L’atteggiamento generale
• attenzione ai primi momenti del colloquio. Alla tipica domanda “mi parli di Lei” oppure “come mai qui?”, che è volutamente generale per metterti a tuo agio (ma anche per farti scoprire), rispondi brevemente e chiaramente, parlando per non più di 2 minuti alla volta;
• dopo questi 2 minuti non lasciare mai cadere il silenzio: rivolgiti, gentilmente ma senza timore, al tuo interlocutore. Serve per allentare la tensione e per mostrare un atteggiamento aperto e dialogico. Dopo aver descritto che sei, chiedi pure se la persona davanti a te è d’accordo, o se quell’impiego ha determinate caratteristiche.

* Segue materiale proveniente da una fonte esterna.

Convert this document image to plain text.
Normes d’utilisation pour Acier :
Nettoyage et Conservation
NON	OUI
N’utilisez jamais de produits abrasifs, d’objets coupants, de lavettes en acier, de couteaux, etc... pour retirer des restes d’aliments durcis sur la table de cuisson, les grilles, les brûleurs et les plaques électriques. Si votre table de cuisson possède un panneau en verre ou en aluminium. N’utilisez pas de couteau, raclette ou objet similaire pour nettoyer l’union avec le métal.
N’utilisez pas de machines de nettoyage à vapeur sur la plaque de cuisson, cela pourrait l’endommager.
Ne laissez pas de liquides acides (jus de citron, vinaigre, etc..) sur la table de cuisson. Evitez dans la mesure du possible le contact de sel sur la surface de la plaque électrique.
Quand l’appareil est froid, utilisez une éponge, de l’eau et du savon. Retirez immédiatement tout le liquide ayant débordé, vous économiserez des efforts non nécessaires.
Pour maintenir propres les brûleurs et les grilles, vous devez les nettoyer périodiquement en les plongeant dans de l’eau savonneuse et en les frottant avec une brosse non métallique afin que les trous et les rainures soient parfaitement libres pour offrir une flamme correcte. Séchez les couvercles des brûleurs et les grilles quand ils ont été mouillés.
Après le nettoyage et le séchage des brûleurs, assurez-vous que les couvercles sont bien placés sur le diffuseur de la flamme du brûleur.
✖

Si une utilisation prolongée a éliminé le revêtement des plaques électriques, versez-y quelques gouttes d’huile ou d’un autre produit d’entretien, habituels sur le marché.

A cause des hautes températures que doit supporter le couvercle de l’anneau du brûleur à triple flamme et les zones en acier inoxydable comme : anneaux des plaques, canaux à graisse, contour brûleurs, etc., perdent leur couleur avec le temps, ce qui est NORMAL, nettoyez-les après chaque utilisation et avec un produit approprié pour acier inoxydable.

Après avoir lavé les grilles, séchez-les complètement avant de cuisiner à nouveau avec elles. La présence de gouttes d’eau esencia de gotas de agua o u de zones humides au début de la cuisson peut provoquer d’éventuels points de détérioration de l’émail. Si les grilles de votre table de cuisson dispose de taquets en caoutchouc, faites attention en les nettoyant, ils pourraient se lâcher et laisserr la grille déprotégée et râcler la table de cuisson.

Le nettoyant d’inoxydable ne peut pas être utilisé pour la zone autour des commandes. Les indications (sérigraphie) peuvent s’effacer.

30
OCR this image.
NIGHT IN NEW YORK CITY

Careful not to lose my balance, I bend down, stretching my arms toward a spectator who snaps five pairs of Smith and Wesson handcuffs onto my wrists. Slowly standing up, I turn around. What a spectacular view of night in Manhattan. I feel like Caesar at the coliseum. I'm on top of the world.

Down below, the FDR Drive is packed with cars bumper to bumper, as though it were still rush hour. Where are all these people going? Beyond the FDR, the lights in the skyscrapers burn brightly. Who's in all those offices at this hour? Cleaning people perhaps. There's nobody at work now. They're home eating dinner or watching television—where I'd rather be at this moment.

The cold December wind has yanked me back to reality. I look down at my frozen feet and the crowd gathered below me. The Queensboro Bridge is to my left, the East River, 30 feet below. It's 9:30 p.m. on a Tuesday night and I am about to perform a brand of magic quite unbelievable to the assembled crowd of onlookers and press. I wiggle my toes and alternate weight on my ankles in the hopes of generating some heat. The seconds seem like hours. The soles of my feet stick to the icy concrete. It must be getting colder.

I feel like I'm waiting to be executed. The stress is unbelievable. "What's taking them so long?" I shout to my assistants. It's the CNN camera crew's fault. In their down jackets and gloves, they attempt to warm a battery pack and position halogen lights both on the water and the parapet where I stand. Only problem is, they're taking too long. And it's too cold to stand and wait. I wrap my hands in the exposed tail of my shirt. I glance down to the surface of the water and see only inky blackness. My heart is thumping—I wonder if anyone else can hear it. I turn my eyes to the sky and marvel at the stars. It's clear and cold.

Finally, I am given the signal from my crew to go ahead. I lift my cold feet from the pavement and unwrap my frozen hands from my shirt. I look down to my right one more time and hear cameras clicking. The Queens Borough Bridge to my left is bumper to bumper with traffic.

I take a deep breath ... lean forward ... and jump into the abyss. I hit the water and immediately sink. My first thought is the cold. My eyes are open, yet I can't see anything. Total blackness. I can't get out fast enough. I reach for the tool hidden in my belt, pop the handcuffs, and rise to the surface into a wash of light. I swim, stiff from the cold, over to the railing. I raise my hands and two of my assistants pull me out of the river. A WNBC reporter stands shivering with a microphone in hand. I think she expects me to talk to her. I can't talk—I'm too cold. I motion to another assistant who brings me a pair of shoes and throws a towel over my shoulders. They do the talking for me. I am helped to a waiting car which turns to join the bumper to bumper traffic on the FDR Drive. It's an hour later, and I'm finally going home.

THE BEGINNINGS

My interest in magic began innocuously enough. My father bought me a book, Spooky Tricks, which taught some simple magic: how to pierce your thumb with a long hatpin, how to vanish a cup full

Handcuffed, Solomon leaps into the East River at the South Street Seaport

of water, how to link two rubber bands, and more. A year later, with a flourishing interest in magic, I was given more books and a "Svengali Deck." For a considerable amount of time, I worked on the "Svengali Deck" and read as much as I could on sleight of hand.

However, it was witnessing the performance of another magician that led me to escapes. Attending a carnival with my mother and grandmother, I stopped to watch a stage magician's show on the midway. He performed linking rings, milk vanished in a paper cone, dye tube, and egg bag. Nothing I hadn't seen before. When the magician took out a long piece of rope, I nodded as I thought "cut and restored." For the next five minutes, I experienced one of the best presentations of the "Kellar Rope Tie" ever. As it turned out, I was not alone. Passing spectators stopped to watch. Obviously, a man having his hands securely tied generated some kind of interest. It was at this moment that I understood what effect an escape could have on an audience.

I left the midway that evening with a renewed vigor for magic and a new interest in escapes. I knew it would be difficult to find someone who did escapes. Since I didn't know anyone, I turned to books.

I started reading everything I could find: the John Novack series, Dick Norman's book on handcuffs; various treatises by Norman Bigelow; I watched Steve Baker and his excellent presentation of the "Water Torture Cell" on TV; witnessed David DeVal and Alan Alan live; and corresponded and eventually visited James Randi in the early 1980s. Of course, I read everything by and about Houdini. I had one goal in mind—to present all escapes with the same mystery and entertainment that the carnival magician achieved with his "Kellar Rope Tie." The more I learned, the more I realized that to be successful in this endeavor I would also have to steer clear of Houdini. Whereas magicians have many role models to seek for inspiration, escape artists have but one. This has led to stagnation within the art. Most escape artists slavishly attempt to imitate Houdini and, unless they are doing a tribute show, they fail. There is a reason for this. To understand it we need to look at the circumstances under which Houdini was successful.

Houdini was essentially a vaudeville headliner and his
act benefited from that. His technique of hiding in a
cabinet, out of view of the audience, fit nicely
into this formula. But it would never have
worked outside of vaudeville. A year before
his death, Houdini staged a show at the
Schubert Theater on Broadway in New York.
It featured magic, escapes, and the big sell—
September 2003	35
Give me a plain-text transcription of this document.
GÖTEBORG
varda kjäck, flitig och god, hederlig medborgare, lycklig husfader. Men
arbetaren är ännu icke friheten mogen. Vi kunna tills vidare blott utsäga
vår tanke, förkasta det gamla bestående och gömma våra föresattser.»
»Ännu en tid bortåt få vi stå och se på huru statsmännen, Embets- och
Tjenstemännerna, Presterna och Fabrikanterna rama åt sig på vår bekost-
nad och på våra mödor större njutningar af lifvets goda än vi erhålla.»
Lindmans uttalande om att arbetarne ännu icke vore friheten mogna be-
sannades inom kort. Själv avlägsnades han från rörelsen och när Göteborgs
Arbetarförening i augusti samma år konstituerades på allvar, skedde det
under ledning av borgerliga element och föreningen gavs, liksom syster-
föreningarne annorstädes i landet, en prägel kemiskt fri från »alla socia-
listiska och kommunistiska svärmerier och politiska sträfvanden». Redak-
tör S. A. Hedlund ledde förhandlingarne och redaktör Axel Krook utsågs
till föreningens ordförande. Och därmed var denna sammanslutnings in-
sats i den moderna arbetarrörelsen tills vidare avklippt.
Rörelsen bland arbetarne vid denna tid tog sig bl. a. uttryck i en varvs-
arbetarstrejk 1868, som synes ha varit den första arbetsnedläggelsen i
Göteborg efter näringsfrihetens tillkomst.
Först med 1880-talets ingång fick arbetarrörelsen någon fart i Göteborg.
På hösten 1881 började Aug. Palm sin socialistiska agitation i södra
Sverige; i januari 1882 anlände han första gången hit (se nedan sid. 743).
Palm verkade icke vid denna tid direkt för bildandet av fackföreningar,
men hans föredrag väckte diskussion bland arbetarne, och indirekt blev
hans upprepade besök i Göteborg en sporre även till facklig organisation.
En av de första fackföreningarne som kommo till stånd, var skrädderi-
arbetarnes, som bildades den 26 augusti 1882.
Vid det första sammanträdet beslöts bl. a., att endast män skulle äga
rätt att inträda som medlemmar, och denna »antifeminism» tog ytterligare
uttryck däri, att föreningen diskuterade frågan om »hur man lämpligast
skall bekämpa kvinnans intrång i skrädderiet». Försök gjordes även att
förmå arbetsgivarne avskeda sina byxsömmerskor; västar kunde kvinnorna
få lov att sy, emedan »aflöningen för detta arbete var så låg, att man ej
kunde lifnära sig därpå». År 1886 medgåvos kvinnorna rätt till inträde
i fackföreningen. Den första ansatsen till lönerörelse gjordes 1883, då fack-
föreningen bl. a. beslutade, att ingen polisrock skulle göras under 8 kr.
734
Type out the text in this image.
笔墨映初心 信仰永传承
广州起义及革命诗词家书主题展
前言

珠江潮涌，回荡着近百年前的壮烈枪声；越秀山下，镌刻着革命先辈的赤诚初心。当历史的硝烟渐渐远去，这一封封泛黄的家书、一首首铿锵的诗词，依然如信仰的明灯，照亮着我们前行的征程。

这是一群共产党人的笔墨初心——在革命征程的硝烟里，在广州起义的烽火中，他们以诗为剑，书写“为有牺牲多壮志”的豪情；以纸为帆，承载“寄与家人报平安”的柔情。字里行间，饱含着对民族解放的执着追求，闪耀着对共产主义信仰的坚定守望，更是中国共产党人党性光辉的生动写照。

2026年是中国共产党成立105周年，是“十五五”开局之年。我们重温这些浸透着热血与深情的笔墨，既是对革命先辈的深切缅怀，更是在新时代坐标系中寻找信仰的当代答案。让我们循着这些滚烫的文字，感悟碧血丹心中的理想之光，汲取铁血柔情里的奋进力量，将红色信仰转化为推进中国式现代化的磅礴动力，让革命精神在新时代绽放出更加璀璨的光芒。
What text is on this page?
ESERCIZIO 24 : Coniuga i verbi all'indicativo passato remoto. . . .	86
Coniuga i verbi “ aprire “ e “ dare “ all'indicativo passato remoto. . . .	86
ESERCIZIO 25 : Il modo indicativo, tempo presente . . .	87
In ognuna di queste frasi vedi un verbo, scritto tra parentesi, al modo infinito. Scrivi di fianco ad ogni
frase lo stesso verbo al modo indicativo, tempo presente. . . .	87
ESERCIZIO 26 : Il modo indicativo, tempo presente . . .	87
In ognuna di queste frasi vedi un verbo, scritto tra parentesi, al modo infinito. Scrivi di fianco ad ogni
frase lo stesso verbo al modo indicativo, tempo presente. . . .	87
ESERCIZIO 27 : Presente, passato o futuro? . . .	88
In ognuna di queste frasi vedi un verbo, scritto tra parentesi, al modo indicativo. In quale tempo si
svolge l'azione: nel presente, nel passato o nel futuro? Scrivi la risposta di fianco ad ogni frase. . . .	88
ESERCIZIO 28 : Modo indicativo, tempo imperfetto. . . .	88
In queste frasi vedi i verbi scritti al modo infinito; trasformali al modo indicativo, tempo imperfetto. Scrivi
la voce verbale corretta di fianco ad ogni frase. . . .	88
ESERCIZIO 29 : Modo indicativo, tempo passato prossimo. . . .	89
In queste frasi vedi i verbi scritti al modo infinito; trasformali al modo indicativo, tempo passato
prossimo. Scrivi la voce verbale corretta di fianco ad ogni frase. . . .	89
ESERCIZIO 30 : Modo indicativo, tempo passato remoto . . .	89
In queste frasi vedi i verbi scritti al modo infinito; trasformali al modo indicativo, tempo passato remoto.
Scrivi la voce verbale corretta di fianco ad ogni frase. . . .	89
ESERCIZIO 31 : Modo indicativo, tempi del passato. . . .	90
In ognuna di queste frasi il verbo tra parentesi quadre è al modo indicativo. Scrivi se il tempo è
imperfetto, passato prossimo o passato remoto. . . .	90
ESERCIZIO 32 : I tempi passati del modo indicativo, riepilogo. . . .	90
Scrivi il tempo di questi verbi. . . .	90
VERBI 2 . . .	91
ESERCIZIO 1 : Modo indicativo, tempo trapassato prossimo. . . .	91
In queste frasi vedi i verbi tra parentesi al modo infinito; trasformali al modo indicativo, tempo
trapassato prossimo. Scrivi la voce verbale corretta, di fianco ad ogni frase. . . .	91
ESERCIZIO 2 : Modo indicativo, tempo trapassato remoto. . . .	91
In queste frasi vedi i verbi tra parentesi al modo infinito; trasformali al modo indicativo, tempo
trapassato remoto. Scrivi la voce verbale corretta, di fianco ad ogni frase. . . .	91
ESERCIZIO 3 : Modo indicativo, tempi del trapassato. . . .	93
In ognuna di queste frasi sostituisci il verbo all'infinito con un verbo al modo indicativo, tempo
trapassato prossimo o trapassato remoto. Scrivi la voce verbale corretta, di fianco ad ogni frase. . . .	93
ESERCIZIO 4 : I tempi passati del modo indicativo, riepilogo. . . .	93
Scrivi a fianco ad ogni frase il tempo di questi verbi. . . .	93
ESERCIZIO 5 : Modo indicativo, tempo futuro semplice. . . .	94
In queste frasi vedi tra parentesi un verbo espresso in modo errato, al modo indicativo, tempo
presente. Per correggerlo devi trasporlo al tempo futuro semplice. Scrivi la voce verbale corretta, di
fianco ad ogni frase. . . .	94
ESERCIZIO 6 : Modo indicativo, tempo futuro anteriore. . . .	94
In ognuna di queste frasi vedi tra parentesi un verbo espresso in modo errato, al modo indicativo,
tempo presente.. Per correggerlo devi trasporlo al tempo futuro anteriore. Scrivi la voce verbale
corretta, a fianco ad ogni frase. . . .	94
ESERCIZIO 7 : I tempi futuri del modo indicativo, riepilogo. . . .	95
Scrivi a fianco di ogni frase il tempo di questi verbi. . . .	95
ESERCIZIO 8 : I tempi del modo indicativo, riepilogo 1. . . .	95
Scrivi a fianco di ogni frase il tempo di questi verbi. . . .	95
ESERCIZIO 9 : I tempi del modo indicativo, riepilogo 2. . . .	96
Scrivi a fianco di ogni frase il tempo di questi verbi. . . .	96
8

• non criticare mai ex datori di lavoro, clienti, fornitori, colleghi.
• fai in modo che la tua curiosità sulla probabile retribuzione non sia tra le tue prime domande, ma fallo solo dopo aver percepito una possibilità di assunzione;
• ovviamente NON mentire, MAI. Un periodo di disoccupazione, una difficoltà in famiglia o negli studi può essere spiegato in maniera matura, senza farne scaturire difetti o colpe.
• si parla sempre, relativamente al colloquio di lavoro, dell’ atteggiamento non verbale, di come si gesticola, di come si incrociano le braccia, si accavallano le gambe. Sapere intervenire sul proprio comportamento non verbale richiede tempo ed enorme attenzione, e nessuno ti chiede di diventare attore. Sii quindi te stesso ed evita atteggiamenti artefatti.
• Se il tuo colloquio di lavoro non è andato a buon fine, non disperare! Il tuo prossimo colloquio andrà sicuramente meglio!
Domande tipiche del colloquio di lavoro
Chi fa il colloquio ha l’obiettivo di scoprire che tipo di persona e di lavoratore sei, nel breve lasso di tempo di circa un’ora. Ovviamente, è impossibile prepararsi a tutte le potenziali domande, ma considera che molte di esse, cercano di raccogliere lo stesso tipo di informazioni.
Di seguito riportiamo alcune tra le domande tipiche di un colloquio.
Domande personali
• mi parli di Lei
• quali sono i Suoi obiettivi professionali?
• ci dica quali sono i Suoi principali difetti e le principali qualità?
• mi descriva una Suo giornata di lavoro tra 5, 10 anni.
• qual è stato il Suo più grande fallimento e il Suo maggior successo?
• da quanto tempo cerca lavoro? come mai da così tanto?
• quale è il Suo lavoro ideale?
• quali sono le occasioni in cui litiga con le persone, e perché?
• come prende una decisione importante?
• di solito che cosa fa la sera? e nel fine settimana?
• quali programmi TV guarda e perché?
• quali libri legge?
• che hobby ha?
Esperienze professionali e formazione
• riassuma brevemente il Suo curriculum.
• come ha scelto il corso di studi?
• come mai è stato bocciato?
• come mai non ha terminato l’università?
• che materie di studio ha preferito?
• se ricominciasse, quale corso di studi sceglierebbe?
• perché sta cercando un altro lavoro?
• perché ha accettato l’ultimo lavoro?
• cosa pensa dei Suo attuale datore di lavoro?
• che cosa pensa dei Suoi colleghi?
• che cosa Le piaceva di più e cosa di meno nel Suo impiego precedente? e in quello attuale?
• mi parli del Suo peggiore e del Suo migliore datore di lavoro
Lavoro proposto
• che cosa pensa di questo lavoro?
• perché si è candidato?
• cosa conosce della nostra azienda?
• quale è l’immagine pubblica della nostra azienda?
• mi spieghi le ragioni per le quali dovremmo assumerla.
• che cosa pensa di avere in più degli altri candidati?